[geeks] Game GPU clusters for supercomputering

Joshua Boyd jdboyd at jdboyd.net
Fri May 23 07:47:57 CDT 2008


On May 23, 2008, at 12:35 AM, Patrick Giagnocavo wrote:

> Joshua Boyd wrote:
>> And of course, you can get Cell blades from IBM and Mercury.
>
> I have a client that is perfectly satisfied with nVidia GPU for  
> computing and has decided not to port to Cell.  Part of the reason  
> is cost, part of the reason is that nVidia is "good enough".  Also  
> Matlab has a plugin for the nVidia GPU, so he can quickly prototype  
> stuff.

I'm surprised they don't have a MatLab plugin for the Cell yet.
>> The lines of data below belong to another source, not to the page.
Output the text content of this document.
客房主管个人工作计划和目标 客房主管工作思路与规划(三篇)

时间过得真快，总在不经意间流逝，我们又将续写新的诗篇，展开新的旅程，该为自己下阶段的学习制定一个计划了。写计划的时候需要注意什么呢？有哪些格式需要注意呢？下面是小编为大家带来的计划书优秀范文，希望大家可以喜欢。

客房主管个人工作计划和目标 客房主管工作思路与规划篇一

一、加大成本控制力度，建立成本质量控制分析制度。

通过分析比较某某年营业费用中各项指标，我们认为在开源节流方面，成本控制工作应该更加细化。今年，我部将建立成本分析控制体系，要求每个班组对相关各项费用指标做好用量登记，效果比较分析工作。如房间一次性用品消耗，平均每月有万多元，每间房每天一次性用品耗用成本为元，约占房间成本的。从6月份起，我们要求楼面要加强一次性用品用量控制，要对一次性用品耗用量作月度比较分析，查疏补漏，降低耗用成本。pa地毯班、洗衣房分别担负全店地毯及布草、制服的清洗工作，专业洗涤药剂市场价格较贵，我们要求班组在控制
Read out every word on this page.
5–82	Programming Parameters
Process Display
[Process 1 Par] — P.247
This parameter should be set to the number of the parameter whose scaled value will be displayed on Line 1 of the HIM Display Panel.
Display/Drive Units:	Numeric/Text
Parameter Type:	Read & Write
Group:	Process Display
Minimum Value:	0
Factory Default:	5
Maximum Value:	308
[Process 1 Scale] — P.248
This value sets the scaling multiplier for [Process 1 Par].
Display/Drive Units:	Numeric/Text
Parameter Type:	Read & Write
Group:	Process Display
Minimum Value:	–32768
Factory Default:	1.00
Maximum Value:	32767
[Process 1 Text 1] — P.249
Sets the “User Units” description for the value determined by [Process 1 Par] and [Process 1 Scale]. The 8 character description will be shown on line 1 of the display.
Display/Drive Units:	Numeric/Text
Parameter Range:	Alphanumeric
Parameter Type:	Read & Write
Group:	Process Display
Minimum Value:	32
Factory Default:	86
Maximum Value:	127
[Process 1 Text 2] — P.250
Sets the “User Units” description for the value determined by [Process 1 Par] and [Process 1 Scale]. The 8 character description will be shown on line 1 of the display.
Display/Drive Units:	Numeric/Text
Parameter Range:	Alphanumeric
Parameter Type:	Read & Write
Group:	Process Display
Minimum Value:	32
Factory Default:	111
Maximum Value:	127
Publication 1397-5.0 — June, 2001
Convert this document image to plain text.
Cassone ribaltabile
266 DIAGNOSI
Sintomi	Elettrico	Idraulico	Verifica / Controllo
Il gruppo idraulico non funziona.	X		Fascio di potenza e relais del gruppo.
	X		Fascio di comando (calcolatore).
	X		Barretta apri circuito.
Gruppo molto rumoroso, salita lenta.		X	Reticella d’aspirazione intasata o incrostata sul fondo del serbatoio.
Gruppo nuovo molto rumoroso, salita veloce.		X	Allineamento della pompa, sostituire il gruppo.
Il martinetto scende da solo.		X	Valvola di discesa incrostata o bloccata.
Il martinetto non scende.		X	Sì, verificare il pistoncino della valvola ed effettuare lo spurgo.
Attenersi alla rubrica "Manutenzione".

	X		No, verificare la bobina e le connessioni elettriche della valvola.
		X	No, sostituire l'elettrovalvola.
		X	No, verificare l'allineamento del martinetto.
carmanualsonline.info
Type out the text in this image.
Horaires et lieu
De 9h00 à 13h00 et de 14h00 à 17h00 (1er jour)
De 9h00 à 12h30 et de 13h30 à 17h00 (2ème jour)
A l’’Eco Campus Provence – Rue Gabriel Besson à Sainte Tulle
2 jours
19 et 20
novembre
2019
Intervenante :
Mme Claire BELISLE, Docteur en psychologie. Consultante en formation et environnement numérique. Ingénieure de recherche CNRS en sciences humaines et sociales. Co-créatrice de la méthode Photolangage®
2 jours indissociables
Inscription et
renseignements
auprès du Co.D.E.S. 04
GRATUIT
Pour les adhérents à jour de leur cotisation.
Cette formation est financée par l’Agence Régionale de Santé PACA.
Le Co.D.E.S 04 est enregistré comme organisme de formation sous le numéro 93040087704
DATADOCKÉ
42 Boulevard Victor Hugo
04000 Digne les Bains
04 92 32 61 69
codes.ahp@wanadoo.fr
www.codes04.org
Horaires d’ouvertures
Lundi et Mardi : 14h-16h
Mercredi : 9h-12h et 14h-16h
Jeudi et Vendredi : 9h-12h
> I don't think they are very cheap.

The deskside unit is half the capacity of the rack unit, and the  
deskside unit is $5k.

>> The GPU stuff is cool looking, but there are a lot of things I  
>> like better about the Cells.  The Cells seem a bit more straight  
>> forward to program.  The Cells can take a lot more memory (first  
>> generation is 2 gigs per chip instead of 1.5 gigs, but the new  
>> model that just started shipping can take 32gigs per chip).  The  
>> Cells don't require a PC next to them.  And long term most  
>> importantly, the Cells seem to be much better in the documentation  
>> department.  With Nvidia, your choices are Cg, GLSL, or the CUDA C  
>> compiler.  The machine details aren't publicly documented.  With  
>> the Cell you have a lot of documentation and you have GCC, which  
>> means you have C, C++, Objective C, Fortran, and ADA.  I'm
>
> Just remember that being better technically doesn't necessarily  
> mean it will be a hit in the marketplace.

I know.  With the cost of IBM's blades being so expensive, and using  
the PS3 being so unprofessional, I fear that Cell might not win in  
the marketplace, and that would be terrible.

I really do like the GPU idea, but I will continue to have major  
qualms with it as long as they don't open up a lot more.